The appeal centered on whether the PTAB erred in claim construction and erred in finding that one of the three prior art references was analogous art.

According to the USPTO, a reference is analogous art to the claimed invention if: (1) the reference is from the same field of endeavor as the claimed invention (even if it addresses a different problem); or (2) the reference is reasonably pertinent to the problem faced by the inventor (even if it is not in the same field of endeavor as the claimed invention). In order for a reference to be “reasonably pertinent” to the problem, it must “logically … have commended itself to an inventor’s attention in considering his problem.”

Daedalus argued Gelb was not analogous art because it was not in the same field of endeavor as the ’132 patent and because it was not reasonably pertinent to the problems identified in the ’132 patent.  
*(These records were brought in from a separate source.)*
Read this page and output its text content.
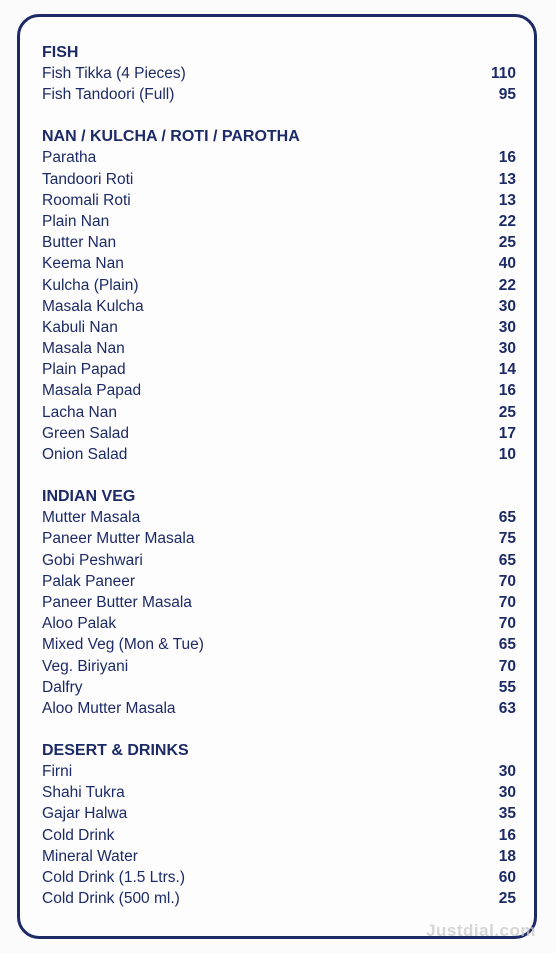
FISH
Fish Tikka (4 Pieces)	110
Fish Tandoori (Full)	95
NAN / KULCHA / ROTI / PAROTHA
Paratha	16
Tandoori Roti	13
Roomali Roti	13
Plain Nan	22
Butter Nan	25
Keema Nan	40
Kulcha (Plain)	22
Masala Kulcha	30
Kabuli Nan	30
Masala Nan	30
Plain Papad	14
Masala Papad	16
Lacha Nan	25
Green Salad	17
Onion Salad	10
INDIAN VEG
Mutter Masala	65
Paneer Mutter Masala	75
Gobi Peshwari	65
Palak Paneer	70
Paneer Butter Masala	70
Aloo Palak	70
Mixed Veg (Mon & Tue)	65
Veg. Biriyani	70
Dalfry	55
Aloo Mutter Masala	63
DESERT & DRINKS
Firni	30
Shahi Tukra	30
Gajar Halwa	35
Cold Drink	16
Mineral Water	18
Cold Drink (1.5 Ltrs.)	60
Cold Drink (500 ml.)	25
Justdial.com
The court found that the ’132 patent addressed the problem that prior art systems didn’t “permit a user to automatically select between multiple storage options” or address “files with varying storage or performance requirements or equipment with varying capacities and performance levels” and agreed with the PTAB that Gelb addresses the same problem, “namely that prior art storage access methods did not permit programmers to write code that would allow users to automatically select the appropriate storage devices based on ‘high or logical level’ concepts, such as ‘data sets, data bases and the like.’” 

Because that evidence supported the PTAB’s finding that Gelb would be reasonably pertinent to at least one problem identified in the ’132 patent, the court did not address Daedalus’ other arguments and affirmed the PTAB’s cancellation of the patent.

One takeaway from the decision, as stated by Dennis Crouch at PatentlyO, is the importance of explicitly stating the problem solved in patent applications to limit the scope of analogous art that could be relied upon by the examiner and by post-grant challengers.

Tracking Patent for Gemstones Using Blockchain Invalid Under Alice

PatentlyO also wrote about the Federal Circuit recently affirming the dismissal of a patent infringement lawsuit under 35 USC § 101. (Coincidentally, the Supreme Court also recently declined to take up a challenge to Alice v. CLS Bank, which set precedent for the two-part test determining patentability under Section 101.)

The district court in Rady v. The Boston Consulting Group, Inc., found U.S. Patent No. 10,469,250 owned by Max Rady to be unpatentable. The patent describes a method for scanning a gemstone, such as a diamond, determining the unique pattern of imperfections (the “signature”) and then recording the signature to a blockchain if it has not been previously registered.

Section 101 defines patent-eligible subject matter as “any new and useful process, machine, manufacture, or composition of matter, or any new and useful improvement thereof.” Laws of nature, natural phenomena, and abstract ideas have long been recognized as ineligible under Section 101.

Rady’s patent failed the first part of the Alice test because the courts found it was an abstract idea. Identifying items by their unique physical features is a long-standing and well-established practice, the Federal Circuit wrote, and a patent describing the use of specialized hardware does not, standing alone, mean that the claims are not directed to an abstract idea. As the Federal Circuit has previously recognized, “claims are not saved from abstraction merely because they recite components more specific than a generic computer.” 

“Rady’s claimed system may be useful in preventing the counterfeiting of gemstones, but utility is not the measure of patent eligibility,” the court wrote.

From an eligibility perspective, the Federal Circuit found that the principal shortcoming in Rady’s claims was that they “recite generic steps and results—as opposed to a specific solution to a technological problem.”

On step two, the Federal Circuit concluded that Rady’s claims fail to transform this abstract idea: “Rather than purporting to disclose any new type of blockchain or any improvement in blockchain functionality, the specification incorporates by reference papers describing conventional blockchain construction and performance.”